Raven rigola seule tandis que mes joues prenaient feu.
- On n'a jamais été amies.
- Oh regardez-moi ça comme elle est sérieuse ! Tu pourrais rigoler un peu non ? Tu sais il faut toujours voir la vie du bon côté.
Je m'arrêtai net. On était dans la troisième dimension là ou quoi ? Je lui lançai un regard noir et avant même que j'ouvre la bouche, une voix résonna derrière Clarke.
- Hey Raven, Echo, je crois que la coach de cheer vous cherche.
Les filles semblaient hésiter mais se décidèrent finalement à partir me laissant seul avec Bellamy. Car c'était bien Bellamy qui venait de me sauver d'une discussion particulièrement désagréable.
- C'est relativement calme ici, est-ce que je peux me joindre à toi ? Je te promets de ne pas parler plus que de raisons, précisa-t-il alors que je me disais précisément que je n'avais pas envie de parler.
J'hochai alors simplement la tête encore trop énervée par la scène précédente.
- Non mais voir la vie du bon côté ? Sérieusement ? Elle est vraiment conne cette Echo ou quoi ? lâchai-je finalement au bout de quelques minutes de silence.
Bellamy croqua dans son sandwich avant de me répondre dans un calme olympien.
- T'es la nouvelle attraction du moment.
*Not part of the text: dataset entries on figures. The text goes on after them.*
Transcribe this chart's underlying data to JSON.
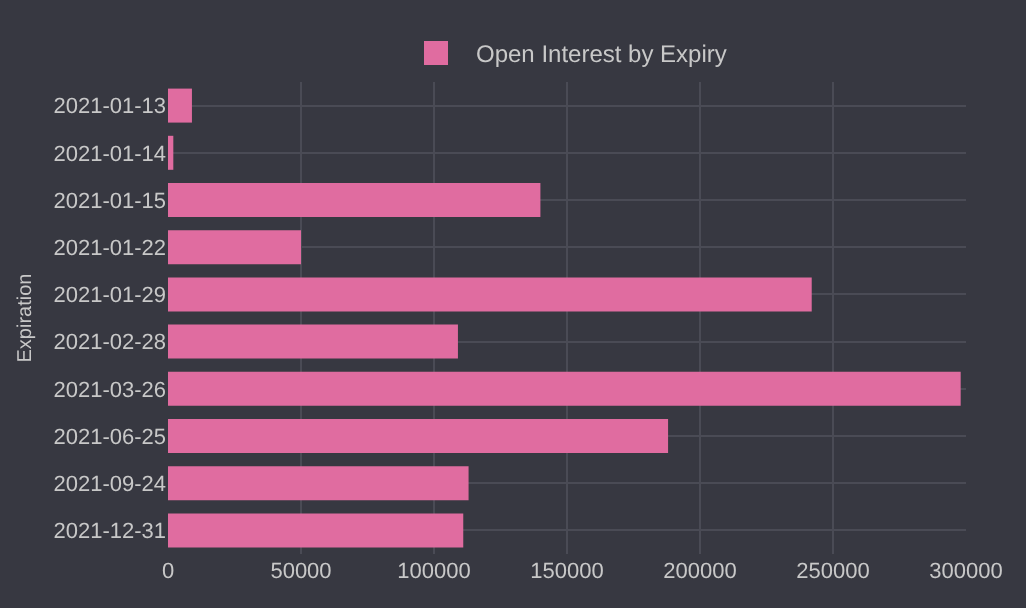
{
  "chart_data": {
    "type": "bar",
    "orientation": "horizontal",
    "ylabel": "Expiration",
    "categories": [
      "2021-01-13",
      "2021-01-14",
      "2021-01-15",
      "2021-01-22",
      "2021-01-29",
      "2021-02-28",
      "2021-03-26",
      "2021-06-25",
      "2021-09-24",
      "2021-12-31"
    ],
    "series": [
      {
        "name": "Open Interest by Expiry",
        "color": "#e06ca0",
        "values": [
          9000,
          2000,
          140000,
          50000,
          242000,
          109000,
          298000,
          188000,
          113000,
          111000
        ]
      }
    ],
    "xlim": [
      0,
      300000
    ],
    "xticks": [
      0,
      50000,
      100000,
      150000,
      200000,
      250000,
      300000
    ],
    "grid": true,
    "legend": "top"
  }
}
Je pense que dans le fond elles voulaient bien faire les choses. Tu sais parfois les gens essaient de bien faire les choses mais ils se trompent.
- Ah oui super, dis-je avec amertume, un élu de la ville est mort dans un tragique accident de voiture et sa fille devient soudainement intéressante !
- C'était maladroit.
Il dit ça parce qu'il se les tape régulièrement. Je me pinçai l'arrête du nez et entama de rassembler mes affaires.
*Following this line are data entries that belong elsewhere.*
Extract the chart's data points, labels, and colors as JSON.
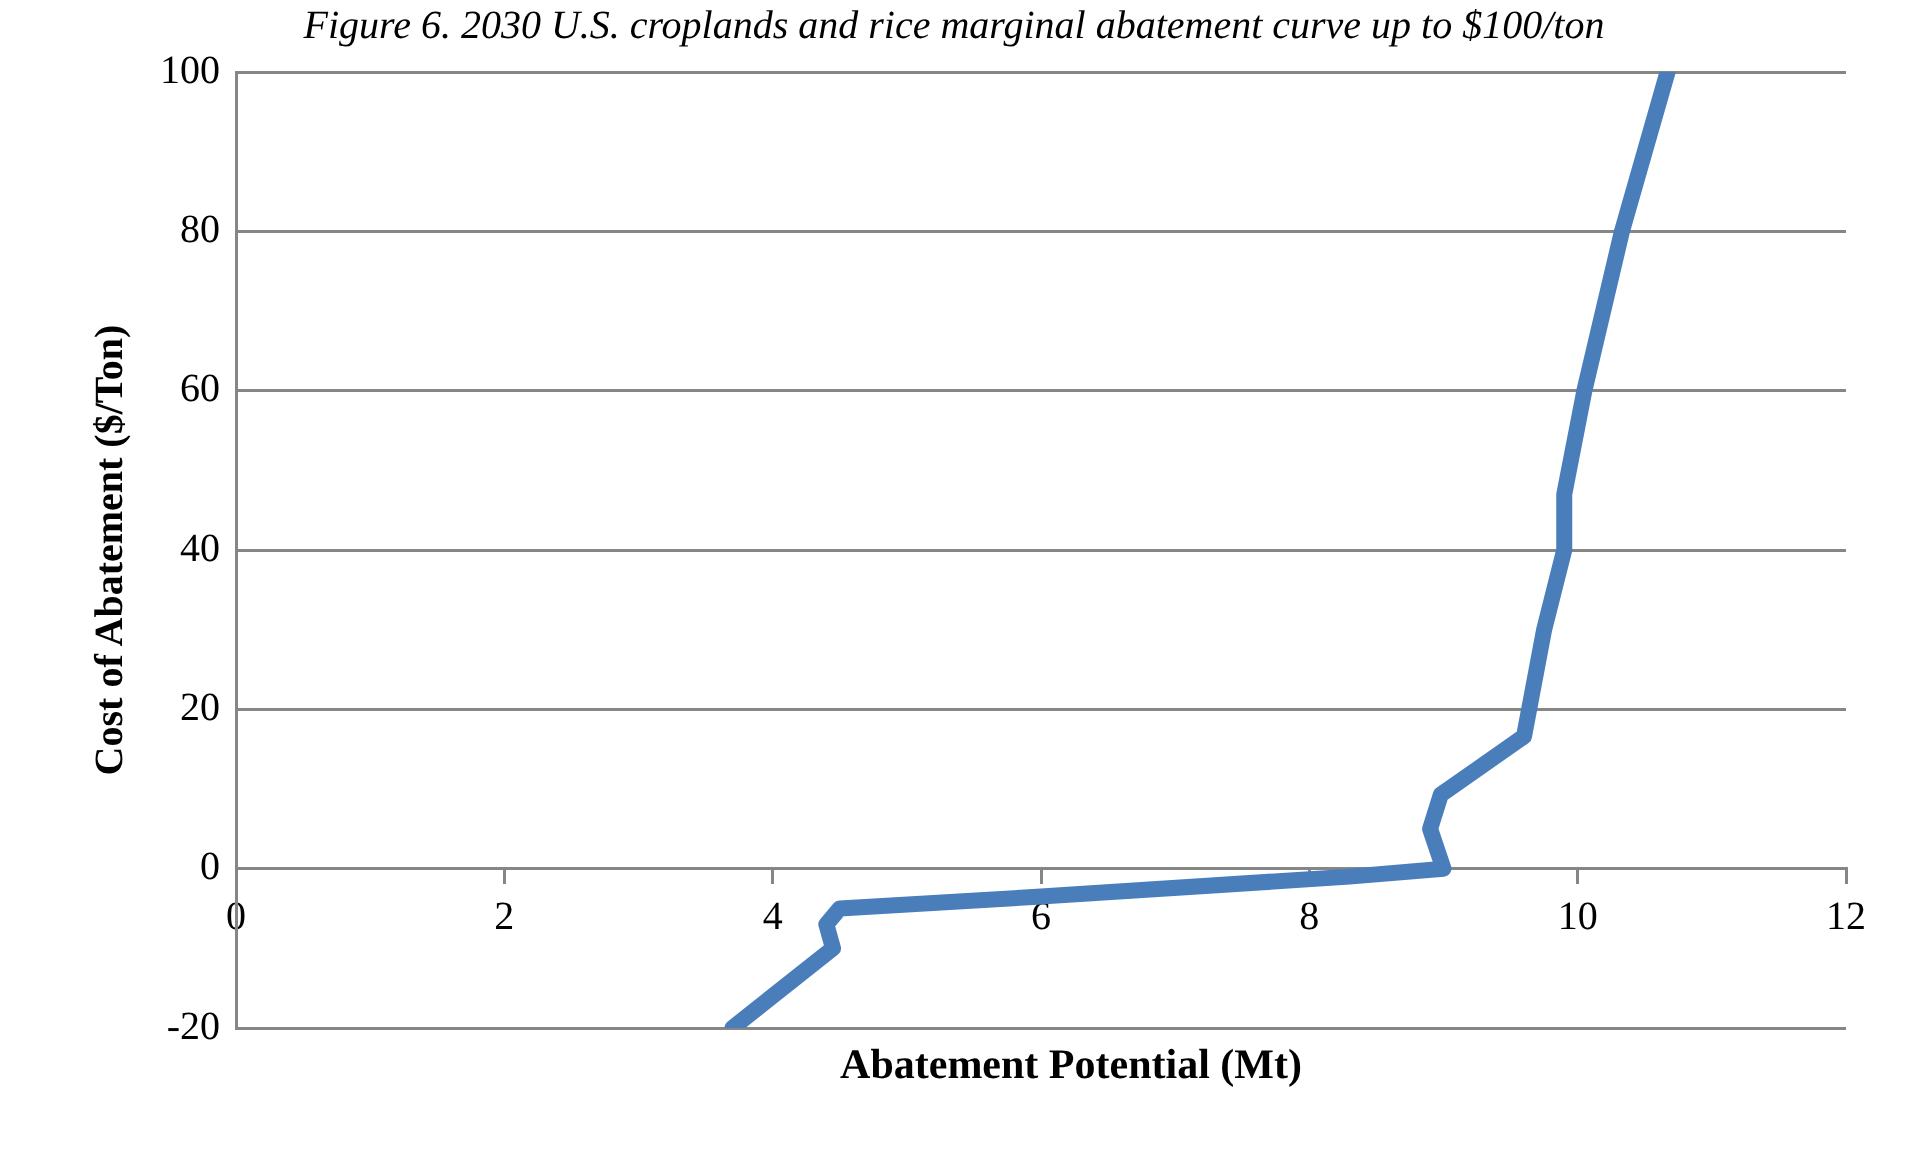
{
  "chart_data": {
    "type": "line",
    "title": "Figure 6. 2030 U.S. croplands and rice marginal abatement curve up to $100/ton",
    "xlabel": "Abatement Potential (Mt)",
    "ylabel": "Cost of Abatement ($/Ton)",
    "series": [
      {
        "color": "#4a7ebb",
        "x": [
          3.7,
          4.45,
          4.4,
          4.5,
          6,
          8.3,
          9.0,
          8.9,
          8.98,
          9.6,
          9.75,
          9.9,
          9.9,
          10.05,
          10.33,
          10.67
        ],
        "values": [
          -20,
          -10,
          -7,
          -5,
          -3.5,
          -1,
          0,
          5,
          9.3,
          16.6,
          30,
          40,
          47,
          60,
          80,
          100
        ]
      }
    ],
    "xlim": [
      0,
      12
    ],
    "xticks": [
      0,
      2,
      4,
      6,
      8,
      10,
      12
    ],
    "ylim": [
      -20,
      100
    ],
    "yticks": [
      -20,
      0,
      20,
      40,
      60,
      80,
      100
    ],
    "grid": "y",
    "legend": false,
    "marker": "none",
    "line_style": "solid"
  }
}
- Écoute Clarke, ces filles là sont loin d'être mauvaises. C'est juste qu'elles ont une vie relativement fade ou au contraire trop horrible et voir la petite Griffin si privilégiée souffrir bah…
- Oui, j'ai compris, je suis la bête de foire, coupai-je en enfilant mon sac à dos.
- Loin de là ! Au contraire… Elles te trouvent sûrement bien plus humaines.
Je leva les yeux devant tant d'imbécilité et fourra le reste de mes gâteaux dans les mains de Bellamy.
- J'en veux plus. T'as vu, je peux même être généreuse, dis-je avec sarcasme.
Je ne m'attendais pas à ce qu'il me lance ce sourire amusé.
- Par contre évite de faire le même numéro que tu nous as fait lors de l'examen de math de la dernière fois. Ce serait bête que tu gâches tes études à vouloir faire comme tout le monde même si effectivement c'est très humain.
Mon cœur s'accéléra et un frisson voyagea le long de ma colonne vertébrale. Ce serait bête que tu gâches tes études à vouloir faire comme tout le monde. Cette phrase tourna en boucle toute l'après-midi dans ma tête. Combien de fois mon père m'avait dit cela ? Et elle était ressortie exactement de la même façon qu'il le disait dans la bouche de Bellamy ! Je ne suis pas croyante pourtant à cet instant il n'y avait aucun doute que c'était mon père qui avait envoyé un signe depuis là où il était. Cela ne pouvait pas en être autrement.
Et après cette discussion avec Bellamy une grande décision fut prise. J'avais décidé d'avancer et de faire honneur à mon père en réussissant les examens. Et par dessus tout j'irai à l'université.